The Four Marx Brothers
One hundred years ago today .. Vaudeville stars the Four Marx Brothers (as their act was called) were playing at the New Brighton Theater in Coney Island, performing their variety show On the Mezzanine Floor.
The Brooklyn Times Union reviewed the show on the day in 1921:
The Four Marx Brothers, mixers de luxe of every kind of fun from the parlor variety to the slapstick shade carry of the headline honors in this week's excellent bill at the New Brighton, with their extraordinary melange of most everything, “On the Mezzanine Floor." This quartette which come close to the crown in the kingdom of comedy, is seen in its best effort, and one that brings forth every kind of laugh from every type and manner of antic, song, joke and dance.
(Brooklyn Times Union, 12 July 1921, p. 4. Newspapers.com.)
The Marx Brothers were having an eventful 1921. Their film debut, Humor Risk, a short movie filmed in New Jersey and 10th Avenue the previous year, had screened in April.

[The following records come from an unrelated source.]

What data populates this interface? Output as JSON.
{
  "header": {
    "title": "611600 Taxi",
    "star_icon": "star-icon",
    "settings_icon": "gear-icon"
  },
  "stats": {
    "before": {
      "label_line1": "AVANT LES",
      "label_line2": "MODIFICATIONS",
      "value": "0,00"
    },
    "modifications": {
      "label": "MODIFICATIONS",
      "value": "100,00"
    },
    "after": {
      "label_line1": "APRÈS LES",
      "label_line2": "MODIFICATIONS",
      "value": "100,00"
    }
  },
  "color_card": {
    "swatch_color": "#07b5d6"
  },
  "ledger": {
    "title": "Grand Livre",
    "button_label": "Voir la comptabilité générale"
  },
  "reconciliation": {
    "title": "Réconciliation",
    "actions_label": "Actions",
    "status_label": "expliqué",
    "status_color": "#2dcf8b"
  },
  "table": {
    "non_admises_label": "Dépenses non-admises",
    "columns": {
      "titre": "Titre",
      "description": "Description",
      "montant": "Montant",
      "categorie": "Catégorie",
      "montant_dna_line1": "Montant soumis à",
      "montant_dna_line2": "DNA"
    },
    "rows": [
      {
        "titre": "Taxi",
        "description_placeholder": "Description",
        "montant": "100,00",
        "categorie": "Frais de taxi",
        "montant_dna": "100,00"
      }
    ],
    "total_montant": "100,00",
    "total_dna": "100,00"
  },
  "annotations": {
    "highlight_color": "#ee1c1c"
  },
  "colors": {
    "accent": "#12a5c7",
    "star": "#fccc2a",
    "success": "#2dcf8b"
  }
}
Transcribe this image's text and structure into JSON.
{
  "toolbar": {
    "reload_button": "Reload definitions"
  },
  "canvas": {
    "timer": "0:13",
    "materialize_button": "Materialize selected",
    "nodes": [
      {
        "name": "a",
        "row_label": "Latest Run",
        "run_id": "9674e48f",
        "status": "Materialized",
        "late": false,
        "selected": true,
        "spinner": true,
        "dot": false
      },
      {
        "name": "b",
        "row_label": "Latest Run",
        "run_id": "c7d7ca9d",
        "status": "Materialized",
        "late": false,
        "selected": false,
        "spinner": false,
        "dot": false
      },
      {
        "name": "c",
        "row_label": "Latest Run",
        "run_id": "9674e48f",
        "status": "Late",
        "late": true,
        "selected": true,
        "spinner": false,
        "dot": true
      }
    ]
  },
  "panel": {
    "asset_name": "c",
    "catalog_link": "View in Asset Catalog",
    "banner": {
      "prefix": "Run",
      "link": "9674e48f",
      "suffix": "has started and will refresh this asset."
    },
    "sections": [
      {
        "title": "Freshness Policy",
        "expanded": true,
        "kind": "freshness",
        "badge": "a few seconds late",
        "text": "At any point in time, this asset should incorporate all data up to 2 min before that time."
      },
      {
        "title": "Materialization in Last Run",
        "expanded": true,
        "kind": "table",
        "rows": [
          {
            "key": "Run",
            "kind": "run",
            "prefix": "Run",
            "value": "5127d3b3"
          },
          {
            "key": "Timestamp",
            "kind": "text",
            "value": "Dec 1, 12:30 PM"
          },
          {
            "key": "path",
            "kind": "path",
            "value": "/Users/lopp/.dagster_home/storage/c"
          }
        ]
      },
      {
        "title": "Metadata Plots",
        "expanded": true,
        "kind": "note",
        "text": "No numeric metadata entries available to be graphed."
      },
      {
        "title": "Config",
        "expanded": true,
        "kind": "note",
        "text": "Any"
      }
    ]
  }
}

The film, its title a play on Fanny Hurst book and movie Humoresque (see our posts from last June) was a bust, and the Marx Brothers disavowed it for the rest of their careers. All copies are presumed lost; the Marx Brothers themselves would put out the word that it was such an embarrassment that they had the movie destroyed (Adamson 56). The Marx Brothers would wait until the advent of talkies to make their next film, eight years later.